Quote Originally Posted by Quertus View Post
Effects? Timeframe? Reasons sci-fi would be more vulnerable?
Anything resembling science requires exacting measurements, which become increasingly difficult in a rapidly progressing yet hard to quantify timeframe, because the very existence of the Book makes quantifying things increasingly impossible. To be exact, starting immediately from the Book being completed, all written and electronic memory storages, mundane or magical, in an universe fail. In 24 hours, mathematics fail. In 48 hours, which no-one can reliably count at this point, last vestiges of living memory fail.

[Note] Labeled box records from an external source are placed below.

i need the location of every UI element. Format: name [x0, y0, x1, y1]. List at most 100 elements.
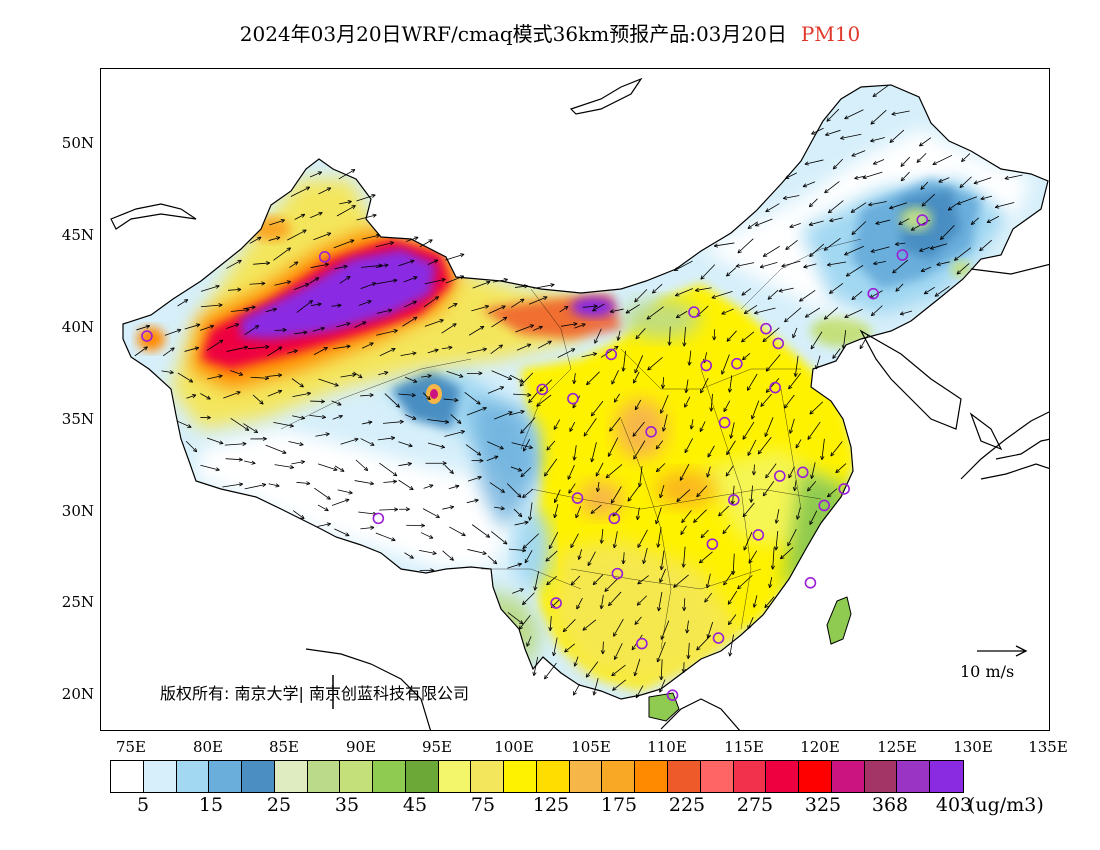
wind-arrow	[892, 259, 909, 274]
wind-arrow	[557, 348, 576, 358]
colorbar-tick-45: 45	[402, 794, 428, 816]
wind-arrow	[466, 347, 487, 354]
wind-arrow	[807, 421, 821, 440]
wind-arrow	[830, 441, 843, 457]
wind-arrow	[844, 308, 863, 318]
wind-arrow	[595, 481, 601, 493]
wind-arrow	[340, 437, 359, 445]
wind-arrow	[421, 374, 432, 379]
wind-arrow	[741, 331, 755, 343]
wind-arrow	[894, 241, 906, 247]
colorbar-tick-225: 225	[668, 794, 706, 816]
wind-arrow	[743, 531, 753, 551]
colorbar-swatch-20	[766, 761, 800, 792]
wind-arrow	[633, 440, 646, 460]
wind-arrow	[646, 306, 664, 320]
colorbar-tick-125: 125	[532, 794, 570, 816]
wind-arrow	[406, 236, 419, 242]
city-marker	[804, 577, 817, 589]
colorbar-tick-175: 175	[600, 794, 638, 816]
wind-arrow	[552, 637, 558, 657]
wind-arrow	[699, 421, 706, 432]
wind-arrow	[568, 483, 576, 494]
wind-arrow	[592, 678, 599, 696]
colorbar-swatch-1	[143, 761, 177, 792]
wind-arrow	[936, 261, 950, 267]
colorbar-swatch-24	[897, 761, 931, 792]
wind-arrow	[243, 305, 256, 310]
wind-arrow	[900, 156, 911, 167]
wind-arrow	[747, 221, 758, 229]
wind-arrow	[764, 417, 774, 437]
wind-arrow	[823, 307, 839, 320]
wind-arrow	[698, 551, 713, 564]
wind-arrow	[609, 308, 624, 314]
wind-arrow	[425, 461, 447, 466]
wind-arrow	[377, 436, 396, 441]
wind-arrow	[762, 245, 780, 257]
wind-arrow	[423, 484, 434, 489]
wind-arrow	[570, 533, 579, 549]
wind-arrow	[553, 489, 561, 503]
colorbar	[110, 760, 964, 793]
colorbar-swatch-2	[176, 761, 210, 792]
lat-label-25: 25N	[61, 593, 94, 611]
city-marker	[567, 392, 579, 405]
wind-arrow	[707, 445, 715, 458]
wind-arrow	[765, 203, 780, 213]
wind-arrow	[441, 323, 457, 334]
wind-arrow	[613, 393, 620, 403]
wind-arrow	[768, 576, 773, 588]
lon-label-75: 75E	[115, 738, 147, 756]
wind-arrow	[423, 296, 439, 308]
wind-arrow	[727, 590, 738, 605]
colorbar-swatch-15	[602, 761, 636, 792]
wind-arrow	[445, 275, 465, 284]
wind-arrow	[353, 371, 363, 379]
wind-arrow	[200, 324, 215, 331]
wind-arrow	[684, 438, 694, 454]
wind-arrow	[961, 153, 971, 163]
city-marker	[636, 637, 648, 650]
wind-arrow	[406, 523, 425, 528]
wind-arrow	[900, 171, 910, 182]
wind-arrow	[268, 236, 281, 241]
wind-arrow	[200, 303, 223, 308]
wind-arrow	[468, 325, 485, 336]
wind-arrow	[726, 330, 737, 342]
wind-arrow	[747, 616, 754, 630]
wind-arrow	[362, 233, 381, 240]
wind-arrow	[445, 253, 465, 261]
wind-arrow	[427, 419, 449, 424]
wind-arrow	[762, 327, 780, 343]
wind-arrow	[274, 280, 292, 286]
wind-arrow	[742, 502, 755, 518]
wind-arrow	[546, 440, 556, 451]
wind-arrow	[508, 409, 525, 416]
wind-arrow	[667, 326, 672, 346]
wind-arrow	[134, 346, 148, 357]
wind-arrow	[767, 289, 779, 300]
wind-arrow	[177, 299, 189, 307]
wind-arrow	[398, 393, 416, 398]
wind-arrow	[293, 330, 308, 335]
wind-arrow	[136, 324, 151, 331]
wind-arrow	[746, 373, 758, 391]
wind-arrow	[759, 261, 778, 269]
wind-arrow	[222, 482, 244, 488]
wind-arrow	[659, 484, 665, 499]
wind-arrow	[523, 438, 531, 452]
wind-arrow	[706, 466, 711, 478]
wind-arrow	[398, 441, 413, 448]
wind-arrow	[575, 506, 582, 519]
wind-arrow	[642, 547, 648, 564]
wind-arrow	[956, 196, 977, 205]
wind-arrow	[309, 277, 320, 284]
concentration-field	[123, 85, 1048, 699]
wind-arrow	[613, 643, 623, 660]
wind-arrow	[494, 411, 513, 420]
wind-arrow	[243, 423, 259, 434]
colorbar-tick-325: 325	[804, 794, 842, 816]
wind-arrow	[567, 464, 575, 480]
wind-arrow	[737, 238, 754, 254]
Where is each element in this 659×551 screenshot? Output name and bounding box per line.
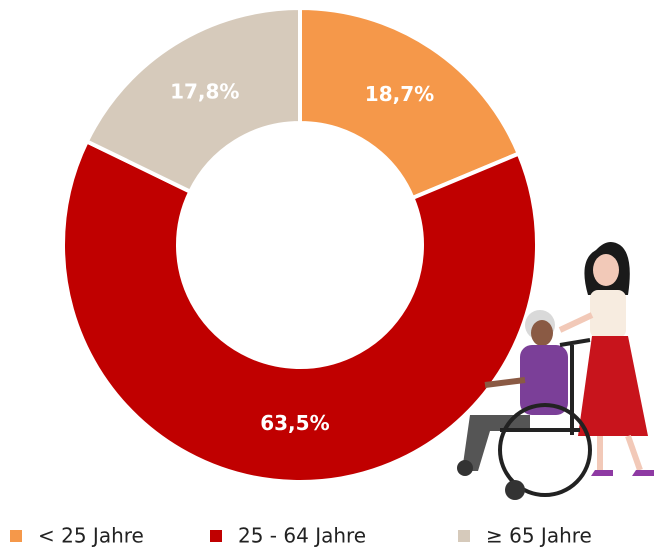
legend-label: ≥ 65 Jahre: [486, 524, 592, 548]
legend: < 25 Jahre 25 - 64 Jahre ≥ 65 Jahre: [10, 524, 592, 548]
legend-swatch: [458, 530, 470, 542]
value-label: 17,8%: [170, 79, 239, 103]
legend-label: < 25 Jahre: [38, 524, 144, 548]
chart: 18,7% 63,5% 17,8% < 25 Jahre 25 - 64 Jahre ≥…: [0, 0, 659, 551]
value-label: 18,7%: [365, 82, 434, 106]
legend-swatch: [10, 530, 22, 542]
legend-label: 25 - 64 Jahre: [238, 524, 366, 548]
donut: 18,7% 63,5% 17,8%: [63, 8, 537, 482]
legend-swatch: [210, 530, 222, 542]
value-label: 63,5%: [260, 411, 329, 435]
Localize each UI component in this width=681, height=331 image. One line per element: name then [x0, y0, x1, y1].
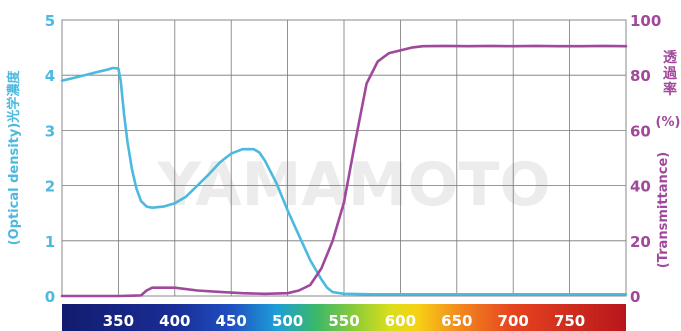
right-axis-ticks: 0 20 40 60 80 100	[630, 12, 661, 306]
left-axis-label-en: (Optical density)	[7, 123, 22, 246]
x-axis-ticks: 350 400 450 500 550 600 650 700 750	[103, 312, 586, 330]
left-tick-label: 1	[45, 233, 55, 251]
x-tick-label: 750	[554, 312, 585, 330]
transmittance-line	[60, 44, 628, 298]
spectrum-bar	[62, 304, 626, 331]
right-tick-label: 60	[630, 122, 651, 140]
right-axis-label-cjk-char: 率	[663, 81, 677, 98]
x-tick-label: 550	[328, 312, 359, 330]
left-tick-label: 3	[45, 122, 55, 140]
left-axis-ticks: 0 1 2 3 4 5	[45, 12, 55, 306]
right-axis-label-cjk-char: 過	[662, 66, 678, 82]
x-tick-label: 700	[498, 312, 529, 330]
x-tick-label: 650	[441, 312, 472, 330]
right-tick-label: 40	[630, 178, 651, 196]
x-tick-label: 600	[385, 312, 416, 330]
x-tick-label: 500	[272, 312, 303, 330]
left-tick-label: 4	[45, 67, 55, 85]
watermark: YAMAMOTO	[157, 150, 551, 220]
series-layer	[60, 44, 628, 298]
x-tick-label: 400	[159, 312, 190, 330]
right-axis-title: 透過率 (%) (Transmittance)	[656, 50, 681, 268]
right-tick-label: 20	[630, 233, 651, 251]
right-axis-label-cjk-char: 透	[663, 50, 678, 66]
right-tick-label: 100	[630, 12, 661, 30]
right-axis-label-en: (Transmittance)	[656, 152, 671, 268]
x-tick-label: 350	[103, 312, 134, 330]
watermark-text: YAMAMOTO	[157, 150, 551, 220]
left-axis-title: (Optical density)光学濃度	[6, 70, 22, 246]
right-tick-label: 80	[630, 67, 651, 85]
grid	[62, 20, 626, 296]
right-axis-unit: (%)	[656, 115, 681, 130]
left-axis-label-cjk: 光学濃度	[6, 70, 22, 124]
left-tick-label: 2	[45, 178, 55, 196]
left-tick-label: 5	[45, 12, 55, 30]
plot-frame	[61, 19, 627, 297]
right-tick-label: 0	[630, 288, 640, 306]
left-tick-label: 0	[45, 288, 55, 306]
optical-density-line	[60, 66, 628, 296]
x-tick-label: 450	[216, 312, 247, 330]
left-axis-label: (Optical density)光学濃度	[6, 70, 22, 246]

Immeasurable time after that, immeasurable both because measuring it is impossible and because no-one can be around to measure it, everything that is not the Book collapses into Nothing.

For example, Planet Mercenary (Schlock Mercenary RPG) universe is relatively hard sci-fi. All of those amazing things they can do depend on natural constants being, well, constant. Immediately upon completion of the book, all electronic memories of all the AIs, no matter how advanced, are wiped out. In 24 hours, all the math they require to function ceases to apply. There are and can be no AIs, no Allstars, no Teraport and no Long Guns after that period until the Book is destroyed. In 48 hours, even the sharpest biological minds of the setting and their nanobiological failsafe back-ups are completely gone.